When King was picked up while driving one night, then hit in the head by the arresting officer, King’s coach, Gerald Oliver, “went down to get him,” as coach recalls. “We didn’t talk going down, we didn’t talk on the drive back to the dorm. And I took him down to Gibbs Hall and let him out.” Oliver’s wearing a Volunteers orange and white track suit, and he leans toward the camera, his voice still haunted by his memory of that night. “And then he stepped away from the car and he stepped back. And he said, ‘Coach, thank you for not talking.’ He said, ‘I have enough to deal with on my own.'” Here Coach puts his fingers to his temple and smiles, sadly. The camera cuts to King’s interview: “I’ll never forget, warm blood dripping down my face.” His voice breaks, as if to cry, and still, he maintains, his eyes glancing toward his off-screen interviewer, and then his hand reaching to his eyes to wipe them.

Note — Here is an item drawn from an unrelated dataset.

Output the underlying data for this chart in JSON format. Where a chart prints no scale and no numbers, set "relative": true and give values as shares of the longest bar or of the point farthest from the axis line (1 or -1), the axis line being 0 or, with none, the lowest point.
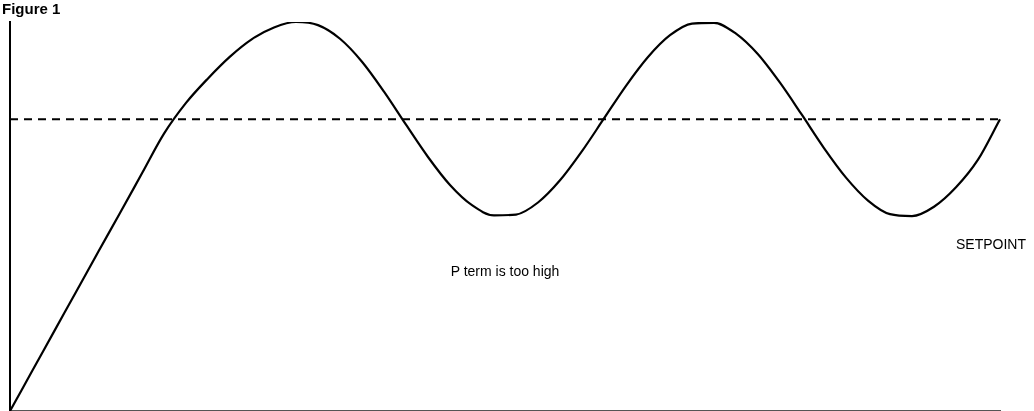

The film goes on to recount King’s terrific career in the NBA, his devastating knee injury in 1985, his unbelievable return at a time when medical technologies were considerably less advanced than today, and his ongoing friendship with Grunfeld. All of this seems that much more remarkable in light of his memories of how deeply and lastingly he ached, throughout his adult life. It’s a lesson in the terrors of racism, too often dismissed or assumed, so infrequently shared and examined in public. It’s one more step toward that fantasy, the end of racism.